On 30 January 2014, Crowther was released from Fleetwood Town.

===FC Halifax Town===
Following his release from Fleetwood, Crowther joined Conference Premier side FC Halifax Town. Crowther scored on his Halifax debut in the 3–1 away defeat to Lincoln City on 1 February 2014.

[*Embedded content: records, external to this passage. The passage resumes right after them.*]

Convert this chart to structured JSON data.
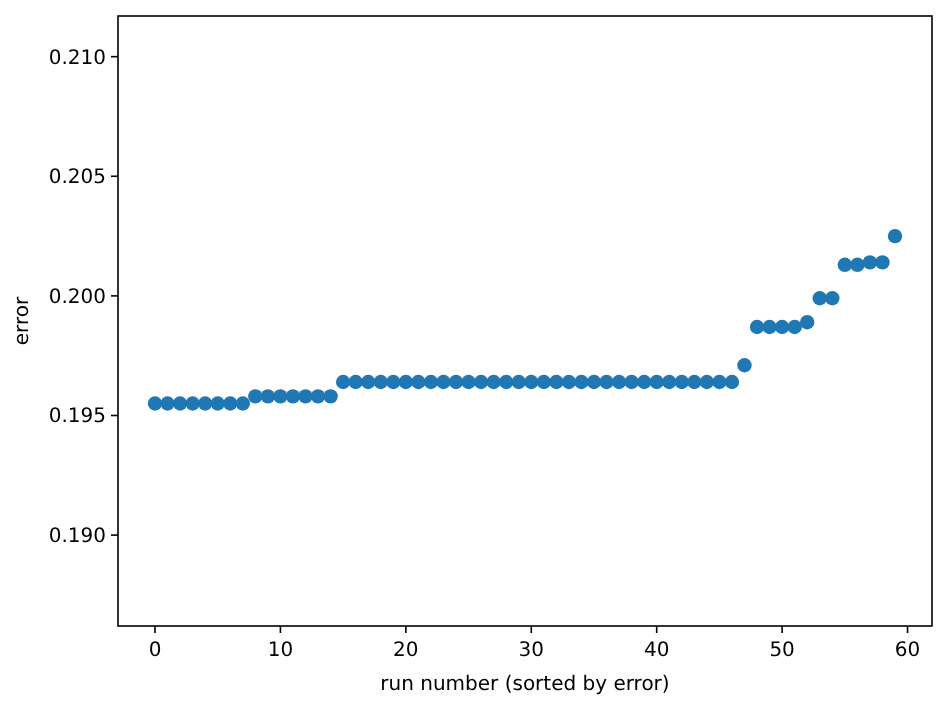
{
  "chart_data": {
    "type": "scatter",
    "xlabel": "run number (sorted by error)",
    "ylabel": "error",
    "x": [
      0,
      1,
      2,
      3,
      4,
      5,
      6,
      7,
      8,
      9,
      10,
      11,
      12,
      13,
      14,
      15,
      16,
      17,
      18,
      19,
      20,
      21,
      22,
      23,
      24,
      25,
      26,
      27,
      28,
      29,
      30,
      31,
      32,
      33,
      34,
      35,
      36,
      37,
      38,
      39,
      40,
      41,
      42,
      43,
      44,
      45,
      46,
      47,
      48,
      49,
      50,
      51,
      52,
      53,
      54,
      55,
      56,
      57,
      58,
      59
    ],
    "series": [
      {
        "color": "#1f77b4",
        "values": [
          0.1955,
          0.1955,
          0.1955,
          0.1955,
          0.1955,
          0.1955,
          0.1955,
          0.1955,
          0.1958,
          0.1958,
          0.1958,
          0.1958,
          0.1958,
          0.1958,
          0.1958,
          0.1964,
          0.1964,
          0.1964,
          0.1964,
          0.1964,
          0.1964,
          0.1964,
          0.1964,
          0.1964,
          0.1964,
          0.1964,
          0.1964,
          0.1964,
          0.1964,
          0.1964,
          0.1964,
          0.1964,
          0.1964,
          0.1964,
          0.1964,
          0.1964,
          0.1964,
          0.1964,
          0.1964,
          0.1964,
          0.1964,
          0.1964,
          0.1964,
          0.1964,
          0.1964,
          0.1964,
          0.1964,
          0.1971,
          0.1987,
          0.1987,
          0.1987,
          0.1987,
          0.1989,
          0.1999,
          0.1999,
          0.2013,
          0.2013,
          0.2014,
          0.2014,
          0.2025
        ]
      }
    ],
    "xlim": [
      -2.95,
      61.95
    ],
    "ylim": [
      0.1862,
      0.2117
    ],
    "xticks": [
      0,
      10,
      20,
      30,
      40,
      50,
      60
    ],
    "yticks": [
      {
        "value": 0.19,
        "label": "0.190"
      },
      {
        "value": 0.195,
        "label": "0.195"
      },
      {
        "value": 0.2,
        "label": "0.200"
      },
      {
        "value": 0.205,
        "label": "0.205"
      },
      {
        "value": 0.21,
        "label": "0.210"
      }
    ],
    "grid": false,
    "marker": "circle"
  }
}
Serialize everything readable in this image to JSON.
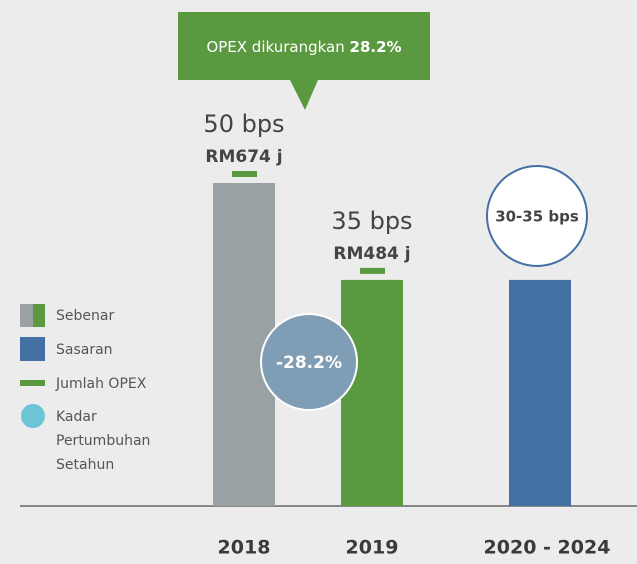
{
  "chart_data": {
    "type": "bar",
    "categories": [
      "2018",
      "2019",
      "2020 - 2024"
    ],
    "values": [
      50,
      35,
      35
    ],
    "value_labels": [
      "50 bps",
      "35 bps",
      "30-35 bps"
    ],
    "colors": [
      "#9aa1a5",
      "#5a993f",
      "#4470a4"
    ],
    "ylim": [
      0,
      50
    ],
    "opex": {
      "values": [
        674,
        484
      ],
      "value_labels": [
        "RM674 j",
        "RM484 j"
      ],
      "color": "#5a993f"
    },
    "callout": {
      "text": "OPEX dikurangkan ",
      "highlight": "28.2%"
    },
    "change_label": "-28.2%",
    "legend": {
      "actual": "Sebenar",
      "target": "Sasaran",
      "opex": "Jumlah OPEX",
      "growth": [
        "Kadar",
        "Pertumbuhan",
        "Setahun"
      ]
    }
  }
}
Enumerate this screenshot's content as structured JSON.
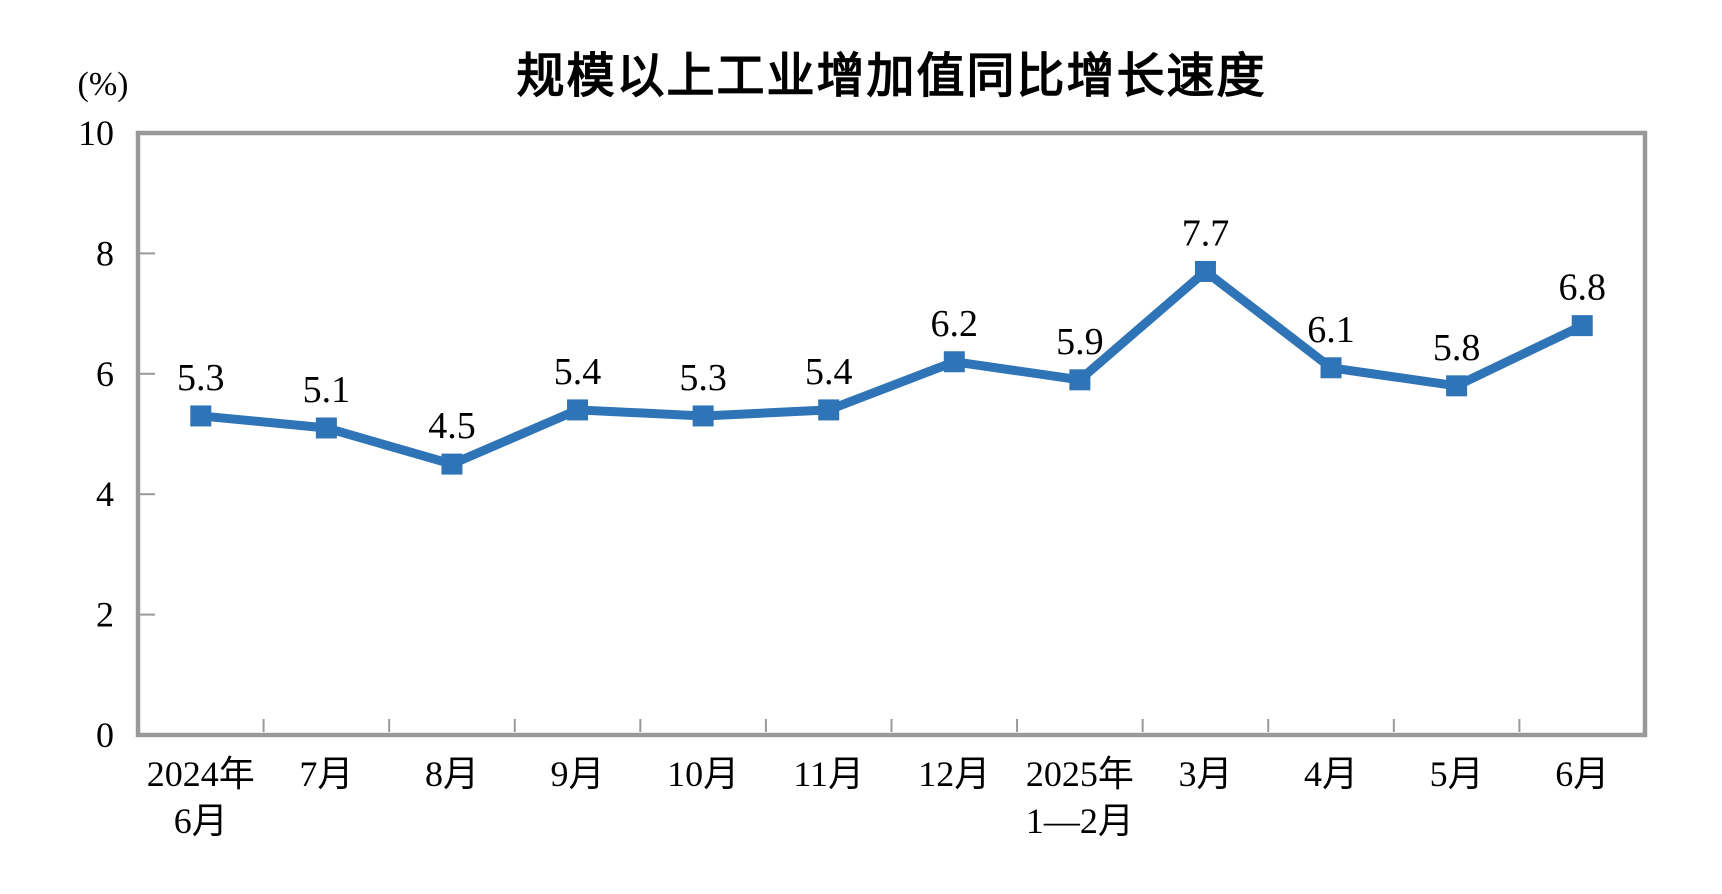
{
  "chart_data": {
    "type": "line",
    "title": "规模以上工业增加值同比增长速度",
    "unit_label": "(%)",
    "categories": [
      [
        "2024年",
        "6月"
      ],
      [
        "7月"
      ],
      [
        "8月"
      ],
      [
        "9月"
      ],
      [
        "10月"
      ],
      [
        "11月"
      ],
      [
        "12月"
      ],
      [
        "2025年",
        "1—2月"
      ],
      [
        "3月"
      ],
      [
        "4月"
      ],
      [
        "5月"
      ],
      [
        "6月"
      ]
    ],
    "values": [
      5.3,
      5.1,
      4.5,
      5.4,
      5.3,
      5.4,
      6.2,
      5.9,
      7.7,
      6.1,
      5.8,
      6.8
    ],
    "data_labels": [
      "5.3",
      "5.1",
      "4.5",
      "5.4",
      "5.3",
      "5.4",
      "6.2",
      "5.9",
      "7.7",
      "6.1",
      "5.8",
      "6.8"
    ],
    "y_ticks": [
      0,
      2,
      4,
      6,
      8,
      10
    ],
    "ylim": [
      0,
      10
    ],
    "grid": false,
    "legend_position": "none",
    "line_color": "#2E74B6",
    "marker": "square",
    "axis_color": "#999999",
    "text_color": "#000000"
  }
}
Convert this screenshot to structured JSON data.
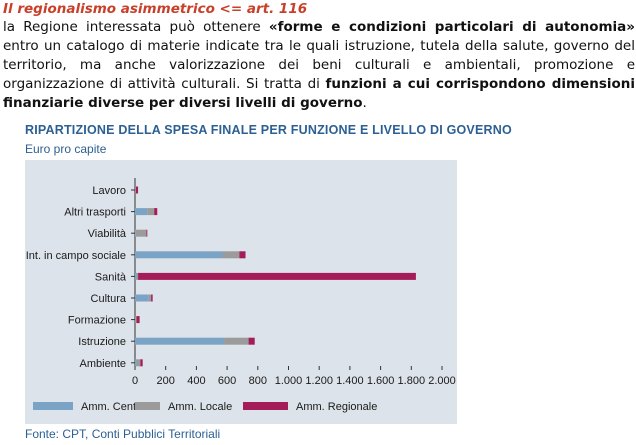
{
  "heading": "Il regionalismo asimmetrico <= art. 116",
  "paragraph": {
    "p1": "la Regione interessata può ottenere ",
    "b1": "«forme e condizioni particolari di autonomia»",
    "p2": " entro un catalogo di materie indicate tra le quali istruzione, tutela della salute, governo del territorio, ma anche valorizzazione dei beni culturali e ambientali, promozione e organizzazione di attività culturali. Si tratta di ",
    "b2": "funzioni a cui corrispondono dimensioni finanziarie diverse per diversi livelli di governo",
    "p3": "."
  },
  "chart_data": {
    "type": "bar",
    "orientation": "horizontal",
    "stacked": true,
    "title": "RIPARTIZIONE DELLA SPESA FINALE PER FUNZIONE E LIVELLO DI GOVERNO",
    "subtitle": "Euro pro capite",
    "categories": [
      "Lavoro",
      "Altri trasporti",
      "Viabilità",
      "Int. in campo sociale",
      "Sanità",
      "Cultura",
      "Formazione",
      "Istruzione",
      "Ambiente"
    ],
    "series": [
      {
        "name": "Amm. Centrale",
        "color": "#7aa3c6",
        "values": [
          0,
          80,
          5,
          570,
          10,
          90,
          0,
          580,
          10
        ]
      },
      {
        "name": "Amm. Locale",
        "color": "#9b9b9b",
        "values": [
          5,
          45,
          70,
          110,
          10,
          15,
          10,
          160,
          25
        ]
      },
      {
        "name": "Amm. Regionale",
        "color": "#a51c5a",
        "values": [
          15,
          20,
          5,
          40,
          1810,
          10,
          20,
          40,
          15
        ]
      }
    ],
    "xticks": [
      "0",
      "200",
      "400",
      "600",
      "800",
      "1.000",
      "1.200",
      "1.400",
      "1.600",
      "1.800",
      "2.000"
    ],
    "xlim": [
      0,
      2000
    ],
    "grid": false,
    "legend_position": "bottom"
  },
  "source": "Fonte: CPT, Conti Pubblici Territoriali"
}
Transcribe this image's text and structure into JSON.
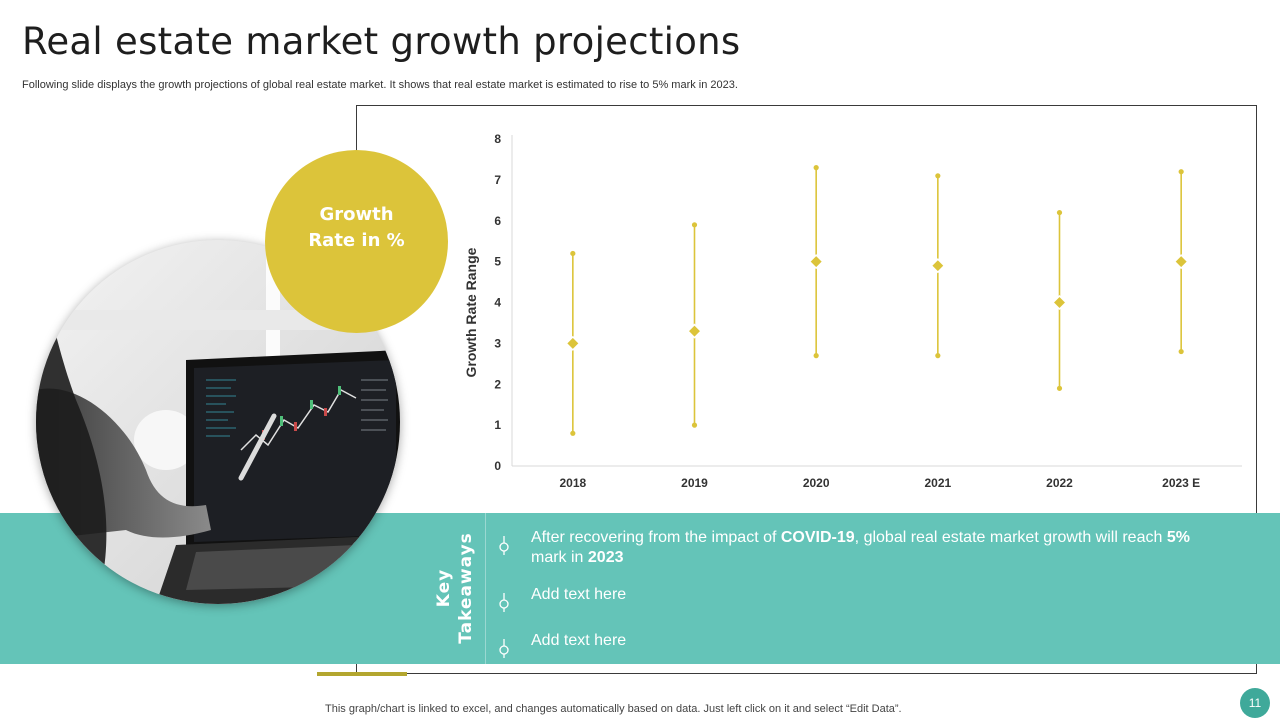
{
  "slide": {
    "title": "Real estate market growth projections",
    "subtitle": "Following slide displays the growth projections of global real estate market. It shows that real estate market is estimated to rise to 5% mark in 2023.",
    "badge_line1": "Growth",
    "badge_line2": "Rate in %",
    "footer_note": "This graph/chart is linked to excel,  and changes automatically based on data. Just left click on it and select “Edit Data”.",
    "page_number": "11"
  },
  "takeaways": {
    "label_line1": "Key",
    "label_line2": "Takeaways",
    "item1": {
      "t1": "After recovering from the impact of ",
      "b1": "COVID-19",
      "t2": ", global real estate market growth will reach ",
      "b2": "5%",
      "t3": " mark in ",
      "b3": "2023"
    },
    "item2": "Add text here",
    "item3": "Add text here"
  },
  "colors": {
    "accent": "#dcc43a",
    "teal_band": "#64c4b8",
    "page_badge": "#3fa99a"
  },
  "chart_data": {
    "type": "high-low-midpoint",
    "ylabel": "Growth Rate Range",
    "xlabel": "",
    "categories": [
      "2018",
      "2019",
      "2020",
      "2021",
      "2022",
      "2023 E"
    ],
    "series": [
      {
        "name": "",
        "role": "high",
        "values": [
          5.2,
          5.9,
          7.3,
          7.1,
          6.2,
          7.2
        ]
      },
      {
        "name": "",
        "role": "low",
        "values": [
          0.8,
          1.0,
          2.7,
          2.7,
          1.9,
          2.8
        ]
      },
      {
        "name": "",
        "role": "mid",
        "values": [
          3.0,
          3.3,
          5.0,
          4.9,
          4.0,
          5.0
        ]
      }
    ],
    "ylim": [
      0,
      8
    ],
    "yticks": [
      "0",
      "1",
      "2",
      "3",
      "4",
      "5",
      "6",
      "7",
      "8"
    ],
    "grid": false,
    "legend": "none"
  }
}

In March 2019 he rejoined Hyde.

==Personal life==
In an interview with Liverpool Football Club, he stated that if he wasn't a footballer he would have been a physio. On 12 September 2010, he was jailed for four months over a drunken attack on a taxi driver which had taken place on 9 August 2009 in Watford, Hertfordshire. He was tried for racially aggravated assault occasioning actual bodily harm but a jury acquitted him of that charge, but found him guilty of an alternative charge of assaulting the taxi driver.

==Career statistics==

| Club | Season | League^{[A]} |  | FA Cup |  | League Cup |  | Other^{[B]} |  | Total |  |
| Apps | Goals | Apps | Goals | Apps | Goals | Apps | Goals | Apps | Goals |
| Stockport County | 2005–06 | 1 | 0 | 0 | 0 | 0 | 0 | 0 | 0 | 1 | 0 |
| 2006–07 | 1 | 0 | 0 | 0 | 0 | 0 | 0 | 0 | 1 | 0 |
| Total | 2 | 0 | 0 | 0 | 0 | 0 | 0 | 0 | 2 | 0 |
| Liverpool | 2007–08 | 0 | 0 | 0 | 0 | 0 | 0 | 0 | 0 | 0 | 0 |
| 2008–09 | 0 | 0 | 0 | 0 | 0 | 0 | 0 | 0 | 0 | 0 |
| 2009–10 | 0 | 0 | 0 | 0 | 0 | 0 | 0 | 0 | 0 | 0 |
| Total | 0 | 0 | 0 | 0 | 0 | 0 | 0 | 0 | 0 | 0 |
| Stalybridge Celtic | 2010–11 | 2 | 0 | 0 | 0 | 0 | 0 | 0 | 0 | 2 | 0 |
| Ashton United | 2010–11 | 22 | 3 | 0 | 0 | 0 | 0 | 3 | 1 | 25 | 4 |
| Hyde | 2011–12 | 15 | 7 | 2 | 2 | 0 | 0 | 0 | 0 | 17 | 9 |
| Fleetwood Town | 2011–12 | 2 | 0 | 0 | 0 | 0 | 0 | 1 | 0 | 3 | 0 |
| 2012–13 | 15 | 2 | 0 | 0 | 0 | 0 | 0 | 0 | 15 | 2 |
| 2013–14 | 1 | 0 | 0 | 0 | 0 | 0 | 0 | 0 | 1 | 0 |
| Total | 18 | 2 | 0 | 0 | 0 | 0 | 1 | 0 | 19 | 2 |
| Hyde (loan) | 2012–13 | 12 | 4 | 0 | 0 | 0 | 0 | 0 | 0 | 12 | 4 |
| Hyde (loan) | 2012–13 | 18 | 4 | 0 | 0 | 0 | 0 | 0 | 0 | 18 | 4 |
| FC Halifax Town | 2013–14 | 2 | 1 | 0 | 0 | 0 | 0 | 0 | 0 | 2 | 1 |
| Career total |  | 91 | 21 | 2 | 2 | 0 | 0 | 4 | 1 | 97 | 24 |

A. The "League" column constitutes appearances and goals (including those as a substitute) in the Football League, Football Conference and Northern Premier League.
B. The "Other" column constitutes appearances and goals (including those as a substitute) in the FA Trophy and Regional cup competitions.